Kiosks will be familiar to many people already. Designed for public use in public service centers they are interactive systems that consist of a computer and display screen and allow people to input requests and information.PFU_Kiosk_2010.jpg
Hyland/PFU Kiosk

However, it differs slightly from standard computers in that it is designed for specific purposes with specific applications only designed with a particular user in mind.

PFU, a subsidiary of Fujitsu, specializes in producing computer hardware, peripheral and enterprise software and systems, and has only recently entered the US market with its kiosks.

OnBase, Kiosks And The Government

Obviously though, PFU lacked the accumulated experience that a vendor already working with public service has, not to mention software that could work in a public sector environment, so it has teamed up with Hyland Software who has adapted its OnBase software for:

  • Government: Gives member of the public more comprehensive access to data in shorter time frames.
  • Healthcare: Speeds up administration processes required before care can be given.
  • Higher Education: Speeds up time-consuming tasks -- like registration -- that can be done by students themselves.

OnBase On Site

Behind all this is OnBase.
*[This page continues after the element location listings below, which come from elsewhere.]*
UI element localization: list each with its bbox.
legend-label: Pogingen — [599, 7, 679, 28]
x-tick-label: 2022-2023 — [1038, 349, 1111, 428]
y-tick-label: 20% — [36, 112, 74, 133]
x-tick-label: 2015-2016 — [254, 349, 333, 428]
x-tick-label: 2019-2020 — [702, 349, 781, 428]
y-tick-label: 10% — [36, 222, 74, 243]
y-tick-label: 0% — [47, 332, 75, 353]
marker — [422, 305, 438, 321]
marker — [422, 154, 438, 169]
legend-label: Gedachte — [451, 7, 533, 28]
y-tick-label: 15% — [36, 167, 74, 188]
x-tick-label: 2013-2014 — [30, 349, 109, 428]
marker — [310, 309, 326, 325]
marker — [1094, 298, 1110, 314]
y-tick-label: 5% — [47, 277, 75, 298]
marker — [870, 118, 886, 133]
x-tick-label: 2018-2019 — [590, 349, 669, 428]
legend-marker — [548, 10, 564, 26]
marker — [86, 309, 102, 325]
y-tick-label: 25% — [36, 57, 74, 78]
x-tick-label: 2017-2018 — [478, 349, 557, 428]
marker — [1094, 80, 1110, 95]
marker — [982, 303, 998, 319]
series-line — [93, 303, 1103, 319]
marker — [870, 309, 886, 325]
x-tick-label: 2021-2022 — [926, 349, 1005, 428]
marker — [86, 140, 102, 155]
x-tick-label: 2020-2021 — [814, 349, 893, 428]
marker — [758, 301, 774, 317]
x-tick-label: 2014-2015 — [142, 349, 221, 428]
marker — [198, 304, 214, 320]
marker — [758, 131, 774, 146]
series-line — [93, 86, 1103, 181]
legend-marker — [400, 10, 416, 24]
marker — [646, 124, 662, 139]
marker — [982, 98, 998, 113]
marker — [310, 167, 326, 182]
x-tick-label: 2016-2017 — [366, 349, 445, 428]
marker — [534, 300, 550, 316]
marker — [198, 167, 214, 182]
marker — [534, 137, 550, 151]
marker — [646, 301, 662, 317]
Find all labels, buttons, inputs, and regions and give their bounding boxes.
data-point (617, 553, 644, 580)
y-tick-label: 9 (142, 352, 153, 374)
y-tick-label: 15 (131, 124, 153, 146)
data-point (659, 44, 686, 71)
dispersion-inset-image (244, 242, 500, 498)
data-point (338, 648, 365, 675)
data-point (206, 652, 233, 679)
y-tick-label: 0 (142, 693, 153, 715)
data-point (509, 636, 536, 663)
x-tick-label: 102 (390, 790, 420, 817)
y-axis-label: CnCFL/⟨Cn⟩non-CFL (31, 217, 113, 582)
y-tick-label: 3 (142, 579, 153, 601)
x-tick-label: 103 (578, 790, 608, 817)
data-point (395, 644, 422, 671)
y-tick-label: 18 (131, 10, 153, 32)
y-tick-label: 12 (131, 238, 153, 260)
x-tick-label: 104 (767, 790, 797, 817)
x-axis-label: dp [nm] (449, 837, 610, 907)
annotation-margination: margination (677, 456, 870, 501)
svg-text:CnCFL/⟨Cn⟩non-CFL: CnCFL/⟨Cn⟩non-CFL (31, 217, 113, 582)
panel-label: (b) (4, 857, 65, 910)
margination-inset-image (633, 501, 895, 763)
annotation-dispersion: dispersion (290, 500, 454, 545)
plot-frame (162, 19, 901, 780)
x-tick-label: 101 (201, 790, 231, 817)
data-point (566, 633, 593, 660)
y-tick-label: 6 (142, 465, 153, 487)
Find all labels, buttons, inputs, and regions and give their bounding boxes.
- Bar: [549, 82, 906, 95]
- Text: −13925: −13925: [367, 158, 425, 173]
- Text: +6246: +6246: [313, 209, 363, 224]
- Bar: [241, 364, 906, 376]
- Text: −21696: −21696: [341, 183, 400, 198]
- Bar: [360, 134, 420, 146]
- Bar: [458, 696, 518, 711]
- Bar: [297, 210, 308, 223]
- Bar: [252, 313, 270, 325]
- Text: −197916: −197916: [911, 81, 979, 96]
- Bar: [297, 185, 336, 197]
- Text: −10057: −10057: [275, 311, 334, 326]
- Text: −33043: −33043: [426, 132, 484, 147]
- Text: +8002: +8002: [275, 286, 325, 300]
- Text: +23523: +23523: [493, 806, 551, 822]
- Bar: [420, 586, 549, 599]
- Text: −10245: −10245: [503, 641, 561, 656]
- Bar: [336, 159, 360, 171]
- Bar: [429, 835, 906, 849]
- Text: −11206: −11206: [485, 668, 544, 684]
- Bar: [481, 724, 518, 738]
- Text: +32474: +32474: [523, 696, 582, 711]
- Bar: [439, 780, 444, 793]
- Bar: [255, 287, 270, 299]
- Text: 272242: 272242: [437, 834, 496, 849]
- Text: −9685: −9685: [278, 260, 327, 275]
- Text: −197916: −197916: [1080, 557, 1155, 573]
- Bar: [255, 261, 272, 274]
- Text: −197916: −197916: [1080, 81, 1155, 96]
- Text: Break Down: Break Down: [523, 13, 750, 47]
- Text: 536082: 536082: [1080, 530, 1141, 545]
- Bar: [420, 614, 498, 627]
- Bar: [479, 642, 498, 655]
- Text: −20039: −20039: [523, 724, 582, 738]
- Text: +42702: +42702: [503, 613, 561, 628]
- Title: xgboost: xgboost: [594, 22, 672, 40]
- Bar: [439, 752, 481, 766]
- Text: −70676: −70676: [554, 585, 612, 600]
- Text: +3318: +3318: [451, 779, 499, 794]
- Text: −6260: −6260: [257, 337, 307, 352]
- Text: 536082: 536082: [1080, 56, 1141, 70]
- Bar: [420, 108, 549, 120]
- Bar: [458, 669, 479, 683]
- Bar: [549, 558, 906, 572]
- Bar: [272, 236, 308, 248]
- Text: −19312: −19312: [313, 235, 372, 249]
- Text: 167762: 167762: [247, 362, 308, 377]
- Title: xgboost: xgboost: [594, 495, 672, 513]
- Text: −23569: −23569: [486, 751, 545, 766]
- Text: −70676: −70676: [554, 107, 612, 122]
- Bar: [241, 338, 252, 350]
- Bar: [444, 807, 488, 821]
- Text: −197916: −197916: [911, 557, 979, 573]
OnBase Integrated Document Management and Workflow software can manage and optimize complex business processes, but also allows clients -- in this case government organizations -- to pick and choose which particular items they want in a package.

It has both on-premise and SaaS editions both of which seem suitable for the kiosks and offer many advanced features such as:

  • Standalone solution for managing business processes
  • Point-and-click configuration for rapid deployment
  • Usable, effective rules processor
  • Line-of-business application-centric, task execution
  • Load balancing
  • Simultaneous notification
  • Automatic criteria calculation
  • Reporting plug-ins

In fact, there is a whole range of features that will be suitable for government agencies where Hyland already has a strong foothold, particularly in the area of healthcare.

The extension of enterprise content management to public use is a novelty for the moment, but sounds like a good idea if it makes front-end services more efficient. Of course there is always the human element to consider and whether the time saved by the public using OnBase will be used constructively elsewhere.